Die älteste Atommacht Europas (erster Meiler wurde 1956 in Betrieb genommen) hatte neben Frankreich zuletzt eine richtige „Atomrenaissance“ erlebt. London und Paris hatten sich auf die gemeinsame Entwicklung von neuen Atomkraftwerken geeinigt, die an Drittländer verkauft werden sollten.

In Deutschland hatte die Regierung Merkels Ende des vorigen Jahres beschlossen, die Laufzeiten aller 17 AKW um zehn Jahre zu verlängern.

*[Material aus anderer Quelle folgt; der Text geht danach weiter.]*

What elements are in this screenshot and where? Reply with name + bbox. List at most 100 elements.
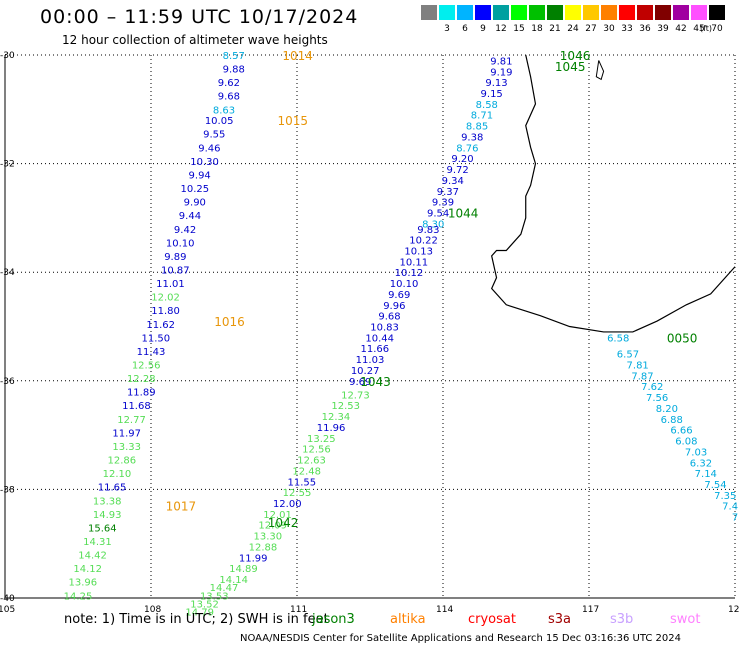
swh-value: 9.72: [446, 165, 468, 176]
swh-value: 9.69: [388, 290, 410, 301]
lat-tick-label: -36: [0, 377, 15, 387]
mission-jason3: jason3: [312, 612, 355, 627]
swh-value: 14.79: [185, 608, 214, 619]
lon-tick-label: 108: [144, 605, 161, 615]
swh-value: 8.30: [422, 219, 444, 230]
color-scale-swatch: [601, 5, 617, 20]
color-scale-label: 39: [657, 24, 669, 34]
swh-value: 14.47: [210, 583, 239, 594]
swh-value: 9.34: [442, 176, 464, 187]
swh-value: 14.25: [64, 591, 93, 602]
swh-value: 15.64: [88, 523, 117, 534]
lon-tick-label: 120: [728, 605, 740, 615]
color-scale-swatch: [709, 5, 725, 20]
swh-value: 6.58: [607, 333, 629, 344]
color-scale-label: 33: [621, 24, 633, 34]
swh-value: 11.66: [361, 344, 390, 355]
color-scale-swatch: [565, 5, 581, 20]
color-scale-unit: (ft): [700, 24, 713, 33]
swh-value: 14.89: [229, 564, 258, 575]
swh-value: 11.03: [356, 355, 385, 366]
swh-value: 13.33: [112, 442, 141, 453]
color-scale-label: 18: [531, 24, 543, 34]
swh-value: 9.88: [223, 65, 245, 76]
swh-value: 7.14: [695, 469, 717, 480]
lat-tick-label: -38: [0, 485, 15, 495]
swh-value: 7.62: [641, 382, 663, 393]
swh-value: 7.56: [646, 393, 668, 404]
pass-time-label: 1046: [560, 49, 591, 63]
swh-value: 12.28: [127, 374, 156, 385]
pass-time-label: 1014: [282, 49, 313, 63]
swh-value: 11.65: [98, 483, 127, 494]
swh-value: 9.42: [174, 225, 196, 236]
pass-time-label: 1016: [214, 315, 245, 329]
swh-value: 6.32: [690, 458, 712, 469]
footer-credit: NOAA/NESDIS Center for Satellite Applica…: [240, 633, 682, 644]
swh-value: 10.30: [190, 157, 219, 168]
swh-value: 7.03: [685, 447, 707, 458]
swh-value: 9.46: [198, 143, 220, 154]
mission-altika: altika: [390, 612, 426, 627]
pass-time-label: 1017: [166, 500, 197, 514]
swh-value: 7.35: [714, 491, 736, 502]
swh-value: 11.99: [239, 553, 268, 564]
swh-value: 9.20: [451, 154, 473, 165]
swh-value: 9.39: [432, 198, 454, 209]
swh-value: 10.25: [180, 184, 209, 195]
swh-value: 10.11: [399, 257, 428, 268]
pass-time-label: 0050: [667, 331, 698, 345]
lon-tick-label: 117: [582, 605, 599, 615]
swh-value: 13.52: [190, 599, 219, 610]
swh-value: 10.22: [409, 236, 438, 247]
color-scale-label: 70: [711, 24, 723, 34]
color-scale-swatch: [547, 5, 563, 20]
coastline: [490, 54, 736, 333]
swh-value: 9.89: [164, 252, 186, 263]
swh-value: 9.90: [184, 198, 206, 209]
swh-value: 14.93: [93, 510, 122, 521]
swh-value: 12.53: [331, 401, 360, 412]
mission-s3a: s3a: [548, 612, 572, 627]
swh-value: 11.55: [288, 477, 317, 488]
color-scale-label: 6: [462, 24, 468, 34]
swh-value: 9.81: [490, 56, 512, 67]
swh-value: 9.37: [437, 187, 459, 198]
color-scale-swatch: [637, 5, 653, 20]
swh-value: 11.62: [146, 320, 175, 331]
swh-value: 6.57: [617, 350, 639, 361]
color-scale-swatch: [619, 5, 635, 20]
swh-value: 12.00: [273, 499, 302, 510]
lat-tick-label: -32: [0, 160, 15, 170]
color-scale-swatch: [493, 5, 509, 20]
color-scale-label: 15: [513, 24, 525, 34]
color-scale-label: 9: [480, 24, 486, 34]
swh-value: 13.53: [200, 591, 229, 602]
swh-value: 11.97: [112, 428, 141, 439]
swh-value: 10.05: [205, 116, 234, 127]
swh-value: 10.44: [365, 333, 394, 344]
mission-swot: swot: [670, 612, 701, 627]
swh-value: 11.43: [137, 347, 166, 358]
pass-time-label: 1042: [268, 516, 299, 530]
swh-value: 10.10: [390, 279, 419, 290]
swh-value: 14.14: [219, 575, 248, 586]
color-scale-swatch: [655, 5, 671, 20]
lon-tick-label: 114: [436, 605, 453, 615]
swh-value: 12.09: [258, 521, 287, 532]
page-subtitle: 12 hour collection of altimeter wave hei…: [62, 33, 328, 47]
swh-value: 9.83: [417, 225, 439, 236]
swh-value: 9.69: [349, 377, 371, 388]
swh-value: 6.66: [670, 426, 692, 437]
page-title: 00:00 – 11:59 UTC 10/17/2024: [40, 6, 359, 28]
swh-value: 10.87: [161, 265, 190, 276]
color-scale-label: 45: [693, 24, 705, 34]
swh-value: 12.63: [297, 456, 326, 467]
swh-value: 9.55: [203, 130, 225, 141]
swh-value: 13.38: [93, 496, 122, 507]
swh-value: 7.87: [631, 371, 653, 382]
swh-value: 9.68: [378, 312, 400, 323]
swh-value: 8.63: [213, 105, 235, 116]
swh-value: 9.54: [427, 208, 449, 219]
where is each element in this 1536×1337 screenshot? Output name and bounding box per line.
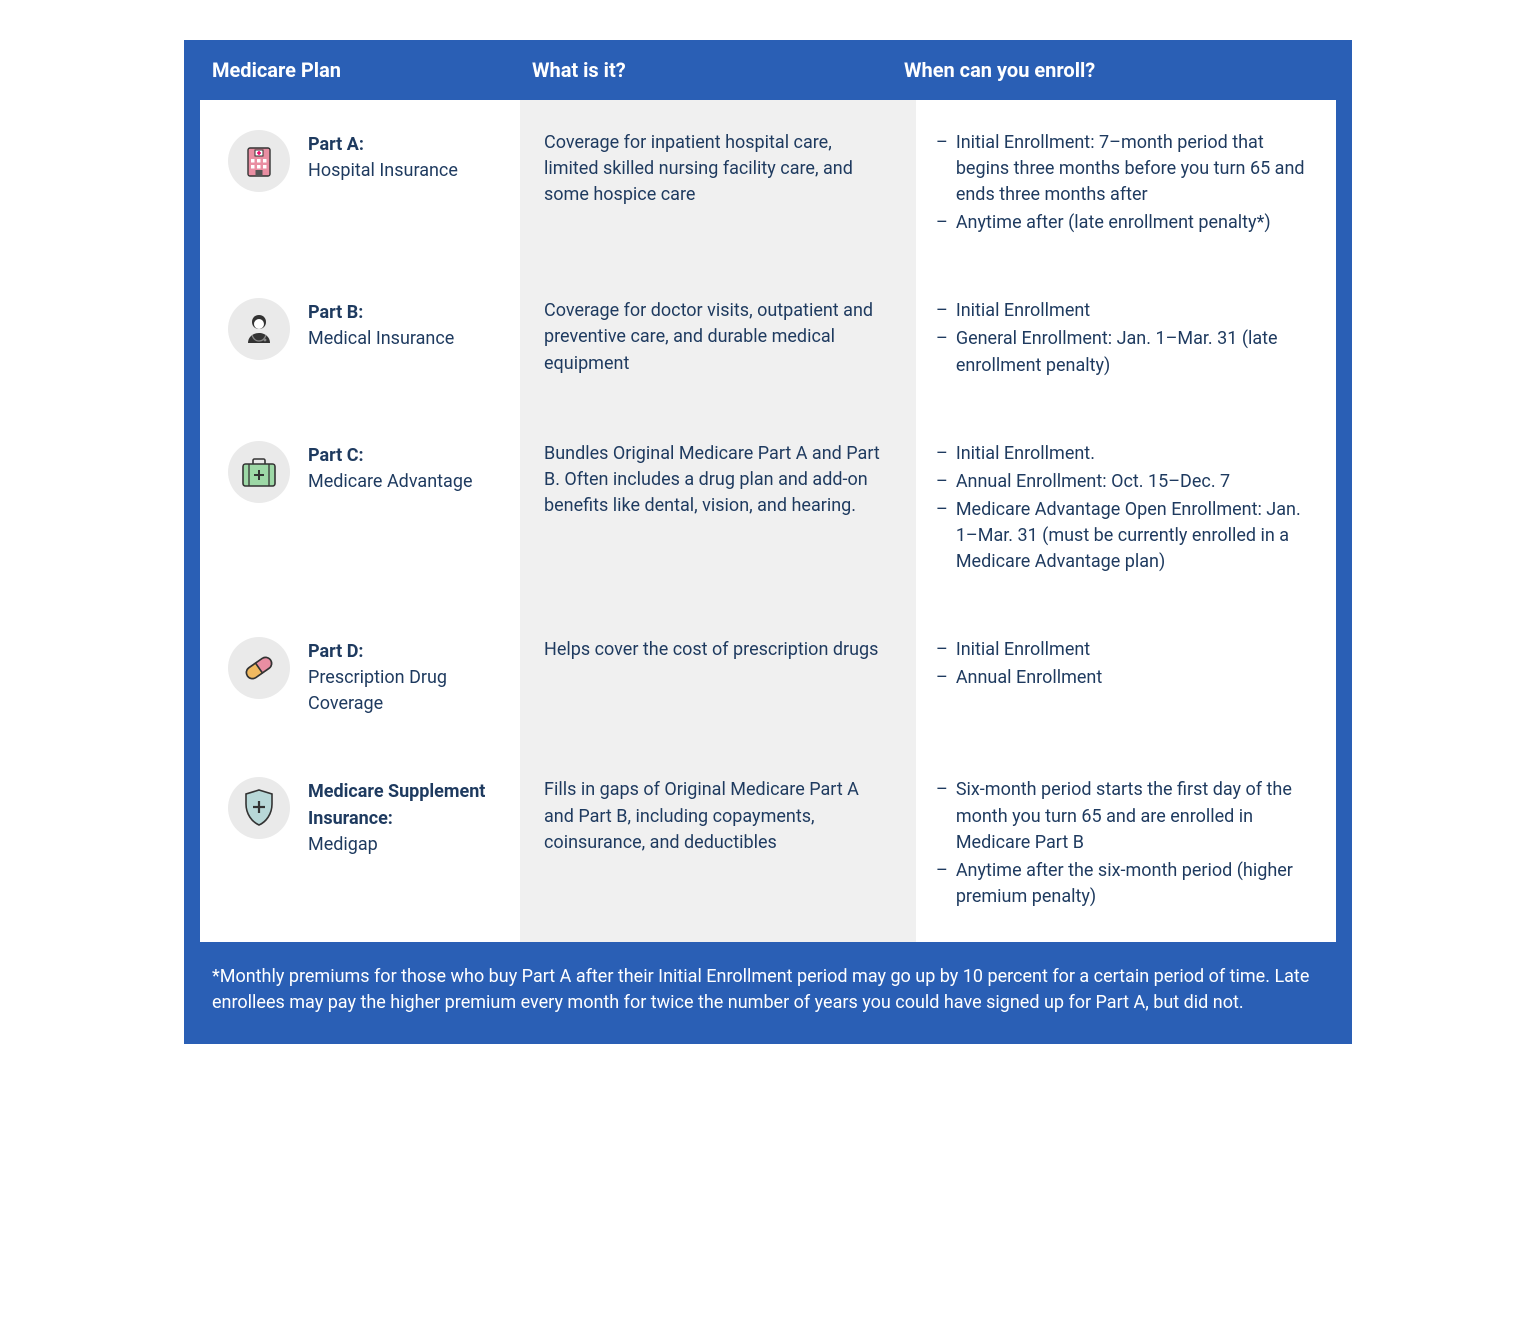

In Italien sieht die Situation nicht besser aus. Der russische Präsident Dmitri Medwedew hat in der jüngsten Beratung im Wasserkraftwerk „Sajano-Schuschenskaja“ Italien als Land mit dem größten Energiedefizit und den höchsten Energiepreisen erwähnt. Das ist wahr. Das Kabinett von Premier Silvio Berlusconi wollte demnächst zehn Atomkraftwerke bauen. Jetzt fällt es einem schwer zu glauben, dass diese Pläne umgesetzt werden.

Derzeit ist Europa der weltweite Spitzenreiter bei der Atomenergieproduktion. In Frankreich entfallen auf die AKWs 79 Prozent der gesamten Stromproduktion. Selbst in Litauen belief sich diese Zahl auf 76 Prozent. In Schweden, Belgien, der Schweiz und der Slowakei, in Deutschland, Tschechien und Ungarn geht es um 22 bis 51 Prozent.

Russland ist zwar der größte Atomenergiehersteller der Welt. Der Anteil seiner AKW an der gesamten Stromproduktion des Landes liegt allerdings bei etwa 17,8 Prozent.

Die Meinung des Verfassers muss nicht mit der von RIA Novosti übereinstimmen.